Brilio.net - Komoditas pertanian dan peternakan Indonesia kerap mengalami fluktuasi harga. Naik dan turun mengikuti produksi, stok dan permintaan. Seperti halnya untuk harga jengkol, salah satu bahan makanan yang biasa dijadikan semur oleh ibu-ibu rumah tangga atau pemilik warung.
Harga jengkol ternyata mengalami kenaikan luar biasa di wilayah Kota Bogor, Jawa Tengah. "Harga jengkol lebih mahal dari harga ayam," kata Tuti (35), pedagang warteg di Jalan Menteng, Bogor, Jumat (11/3).
Menurut Tuti, harga jengkol meroket. Dari biasanya antara Rp 18 ribu hingga Rp 20 ribu per kilogram (kg) menjadi Rp 35 ribu per kg. Sementara harga ayam potong per kg hanya Rp 30 ribu.
"Kalau Rp 35 ribu mana sanggup saya beli, padahal banyak yang menanyakan jengkol. Tapi saya tidak kuat belinya," kata dia. Karena tak sanggup membeli jengkol, dia mengeluh selama tiga hari terakhir ini ia tidak dapat menyajikan hidangan semur jengkol kepada pelanggannya.

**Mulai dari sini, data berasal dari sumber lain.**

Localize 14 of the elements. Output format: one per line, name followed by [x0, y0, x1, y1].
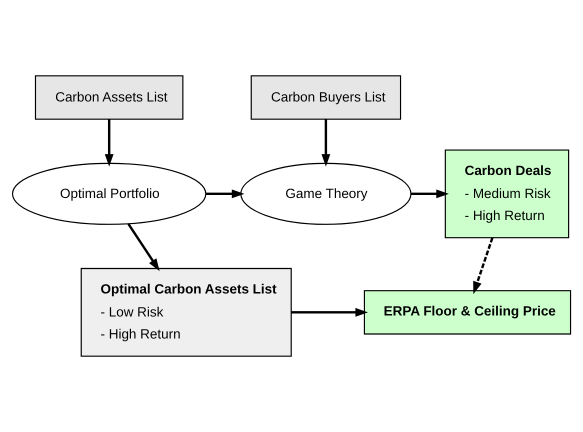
arrow: [206, 189, 244, 198]
arrow: [411, 189, 449, 198]
arrow: [473, 238, 494, 294]
node-ellipse: Game Theory: [240, 162, 412, 225]
arrow: [104, 119, 114, 167]
node-box: Carbon Deals - Medium Risk - High Return: [444, 149, 570, 238]
node-box: ERPA Floor & Ceiling Price: [364, 290, 572, 335]
node-box: Carbon Buyers List: [250, 75, 402, 120]
arrow: [322, 119, 330, 167]
node-box: Optimal Carbon Assets List - Low Risk - High Return: [80, 268, 292, 357]
node-ellipse: Optimal Portfolio: [12, 162, 206, 225]
arrow: [127, 223, 160, 272]
node-box: Carbon Assets List: [34, 75, 184, 120]
arrow: [291, 308, 368, 317]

Tuti yang sudah berjualan warteg sejak 2003 ini biasa membeli jengkol atas permintaan pelanggannya. Untuk berbelanja kebutuhan warteg ia belanja di Pasar Jambu Dua. Sehari ia biasa membeli dua kilogram.
Menurut ibu satu anak tersebut, dikutip brilio.net dari Antara, jika ia membeli jengkol dua kg seharga Rp 70 ribu, ia tidak mendapatkan keuntungan dan sulit untuk menjual. Karena, pelanggannya hanya buruh kerja dan ibu rumah tangga yang kebanyakan membeli seharga Rp 3.000 sampai Rp 5.000 per porsi.
"Kalau harganya Rp 35 ribu per kg, saya mau jual berapa. Kalau yang beli cuma Rp 3.000 berat saya ngasihnya berapa biji, kalau beli Rp 5.000 paling saya cuma bisa kasih empat biji, itu pun banyak yang protes," katanya.
Ia mengatakan, memasak jengkol merupakan hidangan yang banyak dipesan oleh pelanggannya. Tetapi sudah tiga hari ini ia tidak bisa menyediakan jengkol karena harganya yang lebih mahal dari harga ayam potong.
"Saya juga tidak tahu kenapa harganya mahal, apa karena pengaruh hujan, atau memang lagi sedikit produksinya," kata dia.